Department of Medical Microbiology and Immunology, Texas A&M University System Health Science Center, College Station, Texas 77843-1114, USA
Address for correspondence: J.E. Samuel, Department of Medical Microbiology and Immunology, 407 Reynolds Medical Building, Texas A&M University System Health Sciences Center, College Station, Texas 77843-1114, USA. Voice: 979-862-1684; fax: 979-845-3479.
jsamuel{at}tamu.edu.
Ann. N.Y. Acad. Sci. 990: 653-663 (2003).
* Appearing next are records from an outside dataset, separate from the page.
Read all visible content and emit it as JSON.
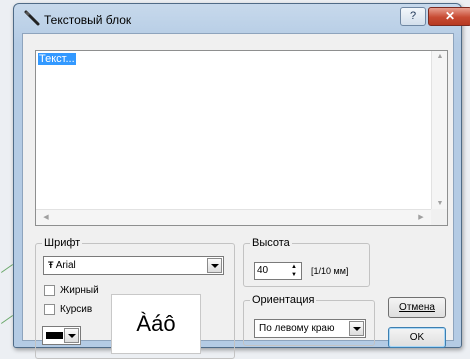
{
  "window": {
    "title": "Текстовый блок",
    "help_label": "?",
    "close_label": "✕"
  },
  "textarea": {
    "value": "Текст..."
  },
  "font_group": {
    "label": "Шрифт",
    "font_name": "Arial",
    "font_type_icon": "truetype-icon",
    "bold_label": "Жирный",
    "bold_checked": false,
    "italic_label": "Курсив",
    "italic_checked": false,
    "preview_text": "Àáô",
    "color": "#000000"
  },
  "height_group": {
    "label": "Высота",
    "value": "40",
    "unit": "[1/10 мм]"
  },
  "orientation_group": {
    "label": "Ориентация",
    "value": "По левому краю"
  },
  "buttons": {
    "cancel": "Отмена",
    "ok": "OK"
  }
}
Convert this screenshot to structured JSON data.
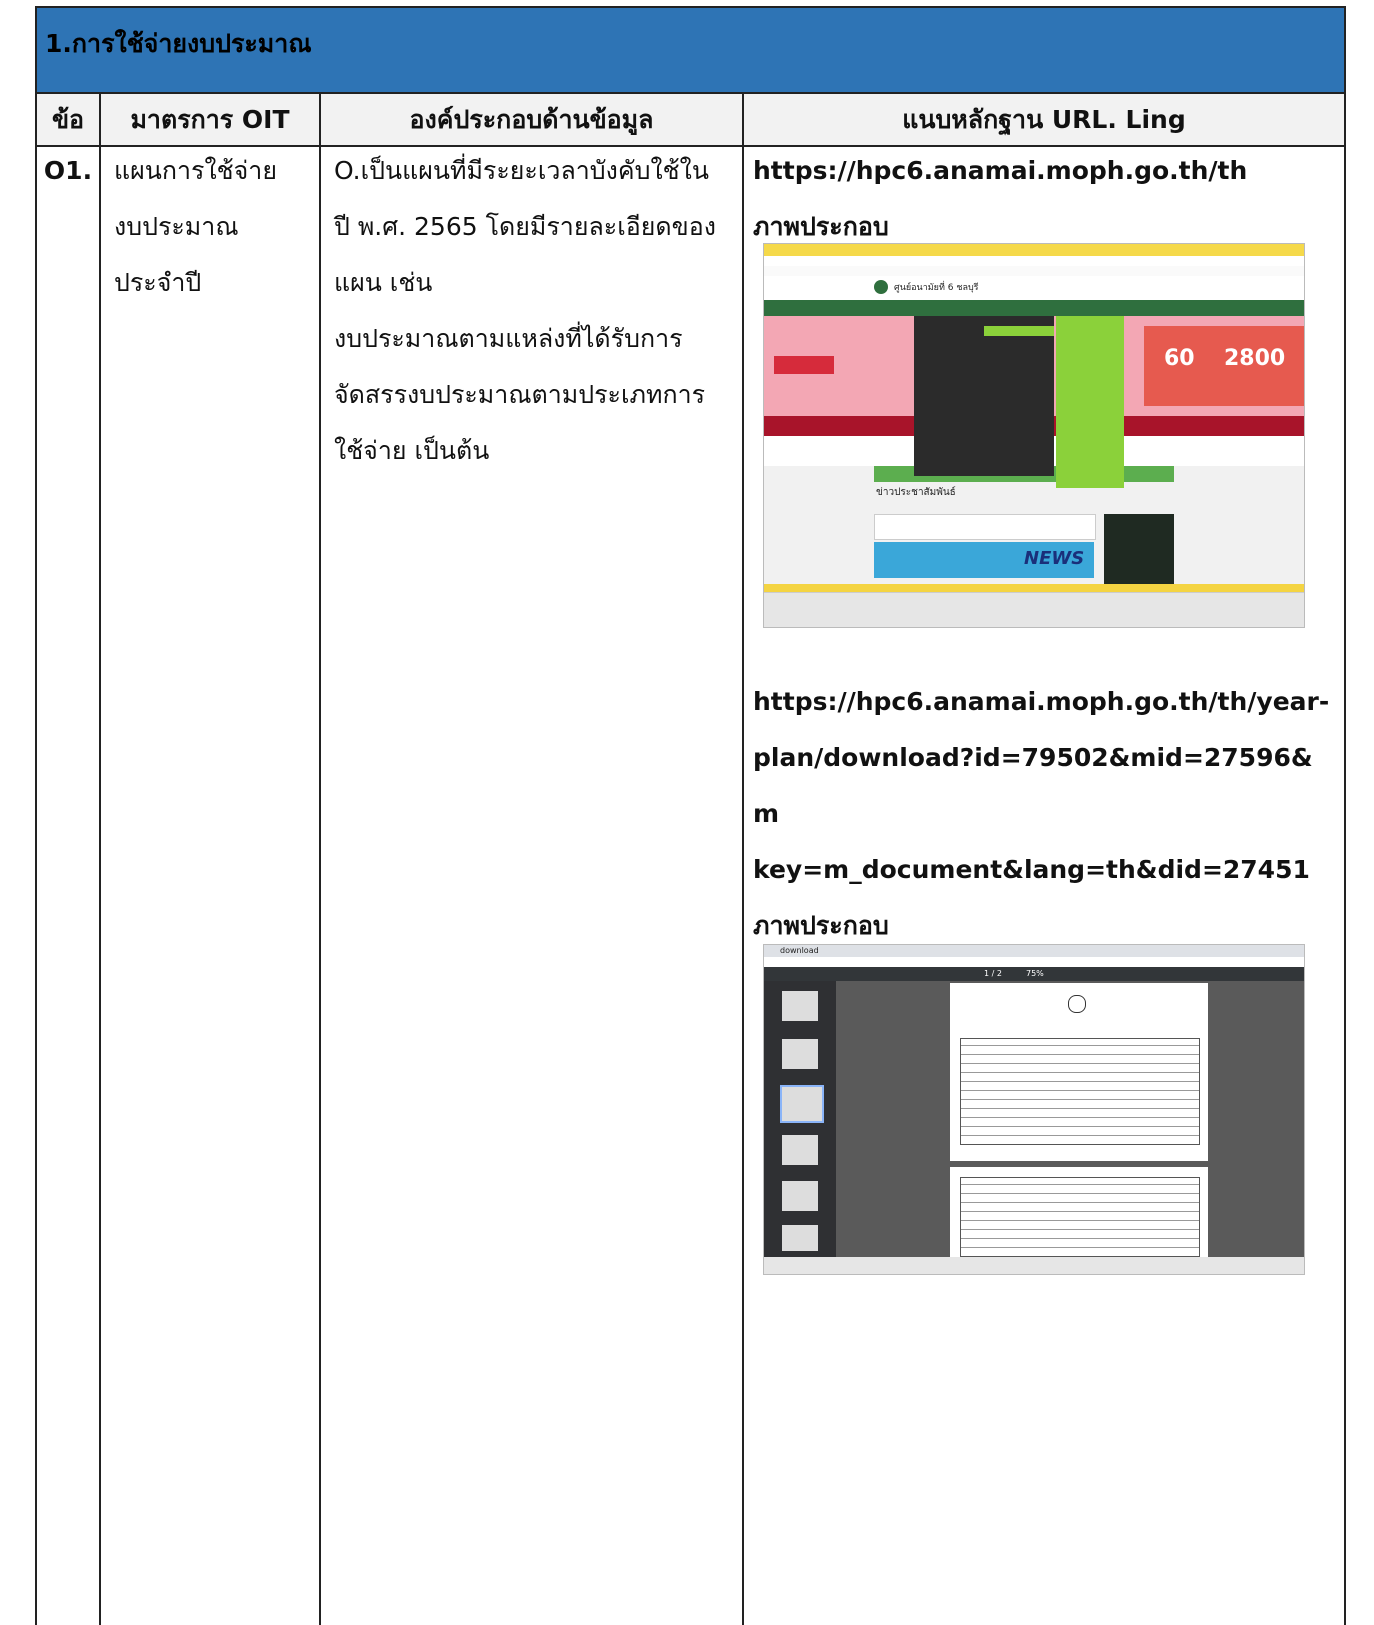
{
  "section_title": "1.การใช้จ่ายงบประมาณ",
  "columns": {
    "no": "ข้อ",
    "measure": "มาตรการ OIT",
    "element": "องค์ประกอบด้านข้อมูล",
    "evidence": "แนบหลักฐาน URL. Ling"
  },
  "row": {
    "no": "O1.",
    "measure_lines": [
      "แผนการใช้จ่าย",
      "งบประมาณ",
      "ประจำปี"
    ],
    "element_lines": [
      "O.เป็นแผนที่มีระยะเวลาบังคับใช้ใน",
      "ปี พ.ศ. 2565 โดยมีรายละเอียดของ",
      "แผน เช่น",
      "งบประมาณตามแหล่งที่ได้รับการ",
      "จัดสรรงบประมาณตามประเภทการ",
      "ใช้จ่าย เป็นต้น"
    ],
    "evidence_1": {
      "url": "https://hpc6.anamai.moph.go.th/th",
      "caption": "ภาพประกอบ"
    },
    "evidence_2": {
      "url_lines": [
        "https://hpc6.anamai.moph.go.th/th/year-",
        "plan/download?id=79502&mid=27596&m",
        "key=m_document&lang=th&did=27451"
      ],
      "caption": "ภาพประกอบ"
    }
  },
  "screenshot_1": {
    "site_name": "ศูนย์อนามัยที่ 6 ชลบุรี",
    "banner_numbers": [
      "60",
      "2800"
    ],
    "news_label": "NEWS",
    "section_label": "ข่าวประชาสัมพันธ์",
    "colors": {
      "nav": "#2f6f3e",
      "menu_dark": "#2b2b2b",
      "menu_green": "#8bd13a",
      "banner": "#d62b3b"
    }
  },
  "screenshot_2": {
    "tab_label": "download",
    "page_label": "1 / 2",
    "zoom": "75%",
    "colors": {
      "toolbar": "#323639",
      "viewer_bg": "#525659"
    }
  }
}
The agent of acute and chronic Q fever,
Coxiella burnetii, occupies
a unique niche among intracellular pathogens. The mechanisms
the organism employs to cause disease are unclear but involve
persistence in a parasitophorous vacuole and the subsequent
host response. Studies designed to model molecular mechanisms
of pathogenesis have relied upon indirect evidence for testing
the role of virulence factors since methods for generation of
defined mutations have not been developed. Evidence suggests
replication involving a developmental lifecycle is critical
for intra- and extracellular survival but this cycle is incompletely
defined. It has been proposed that survival in the phagolysosomal-like
parasitophorous vacuole requires specific iron uptake systems,
secretion of enzymes to detoxify the compartment (catalase and
SOD), and down-regulation of an oxidative burst (acid phosphatase).
Studies to test these potential virulence mechanisms can be
accelerated with the recent development of the complete genome
sequence for the prototype acute disease isolate, Nine Mile.
Proteins differentially expressed during the developmental cycle
can more readily be identified with MALDI-TOF description of
proteomic profiles. Genes encoding secreted Cu/Zn SOD, catalase,
and acid phosphatase are predicted and can be tested for function
and expression. An iron regulon is predicted based upon Fur-regulated
open reading frames. The specific role the iron-regulated genes
play in iron acquisition can be tested. Confirmation of the
iron regulon and others can be tested using microarrays based
upon the genomic ORF predictions. These are examples of how
we are rapidly changing the experimental approaches used to
investigate
C. burnetii to improve our understanding of the
biology of this unusual and highly adapted organism.